Côte d'Ivoire: clean tap water, despite everything

10-06-2008 Feature

Since crisis erupted in 2002, the ICRC has been the only organization able to manage and maintain the water-supply system in northern Côte d’Ivoire which supplies water to over 1.5 million people. Now that peace has been restored, the private operator, SODECI, can take over once again. Iolanda Jaquemet reports on this operational success story, which has largely been the result of cooperation between the ICRC and the company's courageous employees.

 

© ICRC / Iolanda Jaquemet 
 
Yéo Kanaga talks to Jacques Maradan. 
     

“If it hadn’t been for the ICRC, frankly, we wouldn‘t have made it through,” admitted Yéo Kanaga, his voice suddenly drowned out by a deafening roar that shook the building. The accelerator pump at the Kan treatment plant was sending purified water to the water tower, from where it would be distributed around the town.

In other circumstances this system would have failed, and contaminated drinking water would have brought disease to the local population. When the crisis broke out in September 2002, many of the water station's staff fled to the south of the country. " In the Bouaké area, only 14 of the 80 employees stayed behind, " recalled Yéo. He was one of the 14.

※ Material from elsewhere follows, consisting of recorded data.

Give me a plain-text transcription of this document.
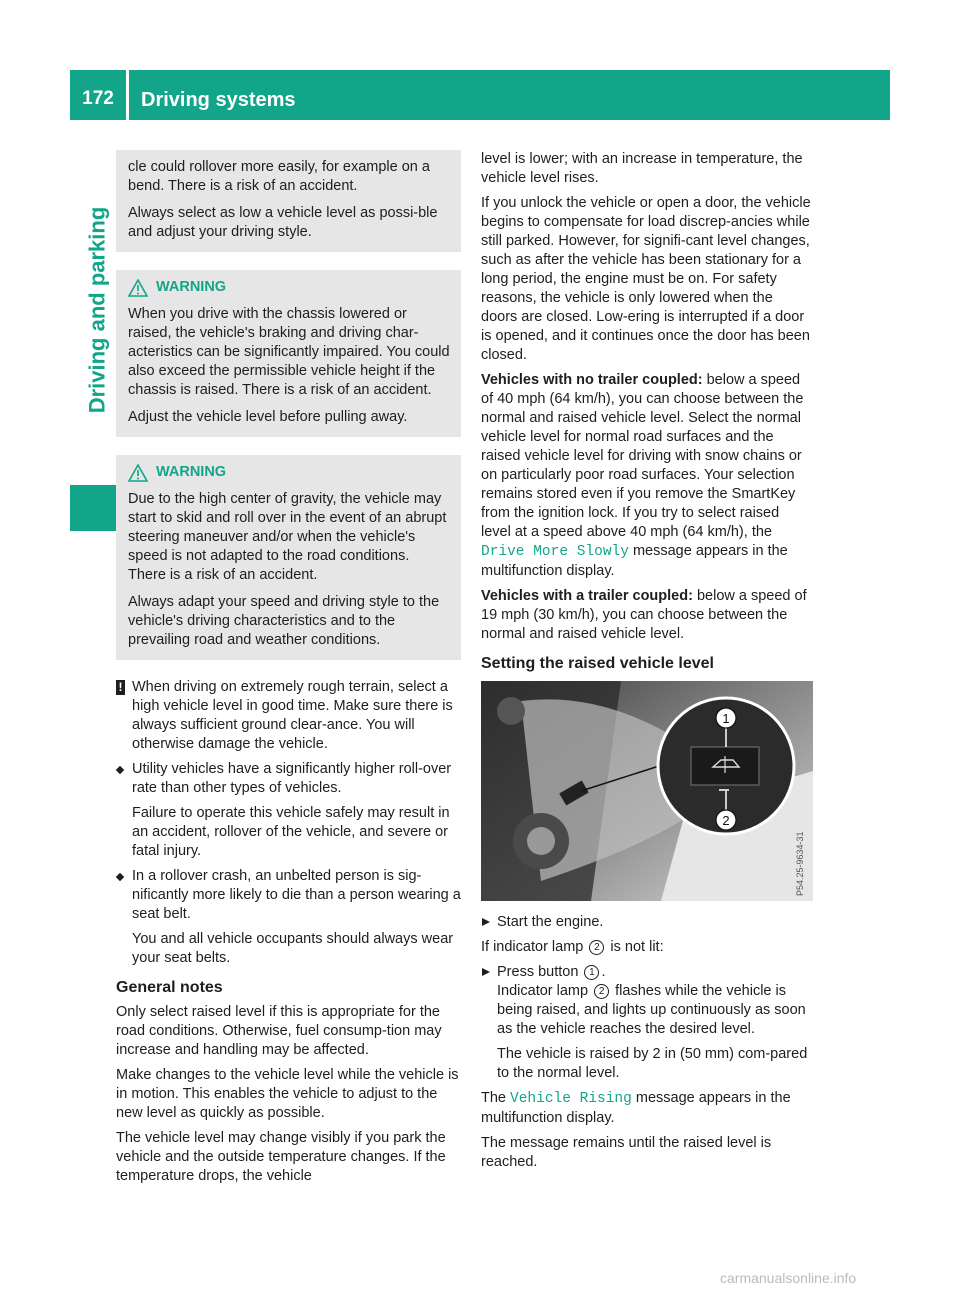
172	Driving systems
Driving and parking

cle could rollover more easily, for example on a bend. There is a risk of an accident.

Always select as low a vehicle level as possi-ble and adjust your driving style.

WARNING

When you drive with the chassis lowered or raised, the vehicle's braking and driving char-acteristics can be significantly impaired. You could also exceed the permissible vehicle height if the chassis is raised. There is a risk of an accident.

Adjust the vehicle level before pulling away.

WARNING

Due to the high center of gravity, the vehicle may start to skid and roll over in the event of an abrupt steering maneuver and/or when the vehicle's speed is not adapted to the road conditions. There is a risk of an accident.

Always adapt your speed and driving style to the vehicle's driving characteristics and to the prevailing road and weather conditions.

! When driving on extremely rough terrain, select a high vehicle level in good time. Make sure there is always sufficient ground clear-ance. You will otherwise damage the vehicle.
Utility vehicles have a significantly higher roll-over rate than other types of vehicles.

Failure to operate this vehicle safely may result in an accident, rollover of the vehicle, and severe or fatal injury.

In a rollover crash, an unbelted person is sig-nificantly more likely to die than a person wearing a seat belt.

You and all vehicle occupants should always wear your seat belts.

General notes

Only select raised level if this is appropriate for the road conditions. Otherwise, fuel consump-tion may increase and handling may be affected.

Make changes to the vehicle level while the vehicle is in motion. This enables the vehicle to adjust to the new level as quickly as possible.

The vehicle level may change visibly if you park the vehicle and the outside temperature changes. If the temperature drops, the vehicle

level is lower; with an increase in temperature, the vehicle level rises.

If you unlock the vehicle or open a door, the vehicle begins to compensate for load discrep-ancies while still parked. However, for signifi-cant level changes, such as after the vehicle has been stationary for a long period, the engine must be on. For safety reasons, the vehicle is only lowered when the doors are closed. Low-ering is interrupted if a door is opened, and it continues once the door has been closed.

Vehicles with no trailer coupled: below a speed of 40 mph (64 km/h), you can choose between the normal and raised vehicle level. Select the normal vehicle level for normal road surfaces and the raised vehicle level for driving with snow chains or on particularly poor road surfaces. Your selection remains stored even if you remove the SmartKey from the ignition lock. If you try to select raised level at a speed above 40 mph (64 km/h), the Drive More Slowly message appears in the multifunction display.

Vehicles with a trailer coupled: below a speed of 19 mph (30 km/h), you can choose between the normal and raised vehicle level.

Setting the raised vehicle level
1
2
P54.25-9634-31
Start the engine.

If indicator lamp 2 is not lit:

Press button 1 .
Indicator lamp 2 flashes while the vehicle is being raised, and lights up continuously as soon as the vehicle reaches the desired level.

The vehicle is raised by 2 in (50 mm) com-pared to the normal level.

The Vehicle Rising message appears in the multifunction display.

The message remains until the raised level is reached.

carmanualsonline.info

Yéo well remembers the day in 2002 when he was stopped by armed men as he was transporting a consignment of chemicals to the water-supply station in Bouaké. They suspected his cargo was poison. " They told me to eat some of the powder to prove that it wasn’t,” he said. If Yéo (now head of the water-treatment plant in Kan, a commercial centre with over 100,000 inhabitants) had actually swallowed any of these powders in their pure form, he would in all probability have died.

For the million and a half people connected to the SODECI network, however, those chemicals have been an uninterrupted source of life. " Even at the height of the crisis, we very rarely went for more than three days without water, " said Yéo proudly.

For the employees, just going to work posed a risk to life and limb. One day, Yéo was shot at while travelling to work on his motorbike. “I never told my family, but I wanted to quit that day. But if I had stopped working, there would have been no more water.”

The roadblocks and the poor security conditions meant that SODECI could no longer send their trucks loaded with chemicals and spare parts for the 115 water stations, both small and large, dotted around the north of the country.

So much was at stake that the ICRC decided to take matters into its own hands. After discussing the situation with the parties to the conflict, its trucks began plying back and forth through the roadblocks to deliver the vital chemicals. " For the Bouaké area alone, 27 tonnes of chemicals are needed every two weeks, " explained Jacques Maradan, an ICRC water and habitat engineer.

Not only that but the ICRC began driving to work the remaining SODECI employees, who were by now being supplemented by workers trained on the job. One of Yéo’s colleagues in Bouaké was given accommodation at the ICRC's sub-delegation for a few months. The organization's engineers worked closely with local technicians, visiting each station at least once a month.

 Rocket launcher or borehole pump?  

Quietly and discreetly the organization temporarily took over from the SODECI and kept the water stations of the north running. “It was the first time in ICRC history that we've substituted for a private operator,” Jacques Maradan pointed out.

Beginning in 2004, this work took on a new dimension. Owing to lack of maintenance and investment, the water stations began to deteriorate, with metering pumps and other equipment breaking down. The ICRC began supplying spare parts.

This led to some interesting events, like the time it had to be patiently explained at a roadblock how a brand new borehole pump for the Bouaké station was a pump and not a rocket launcher.

In the beginning, everyone thought that it was simply a matter of getting around a temporary problem. “We thought we would be doing this for six months, " said Claude-Alain Zappella, head of the ICRC delegation in Côte d’Ivoire. “But each six months was followed by another six months, and now it's 2008. "

What with the Ouagadougou agreement, says Zappella, the crisis is today on its way to being resolved, and from now on it will be up to the usual parties to fulfil their duties. The ICRC's disengagement has been gradual. Every month, since January 2008, the delivery of chemicals has been reduced by one twelfth, and SODECI is responsible for transporting them.

At the end of the year, the private operator will resume full management of the water-supply network in northern Côte d'Ivoire. It is a good sign that things are getting back to normal.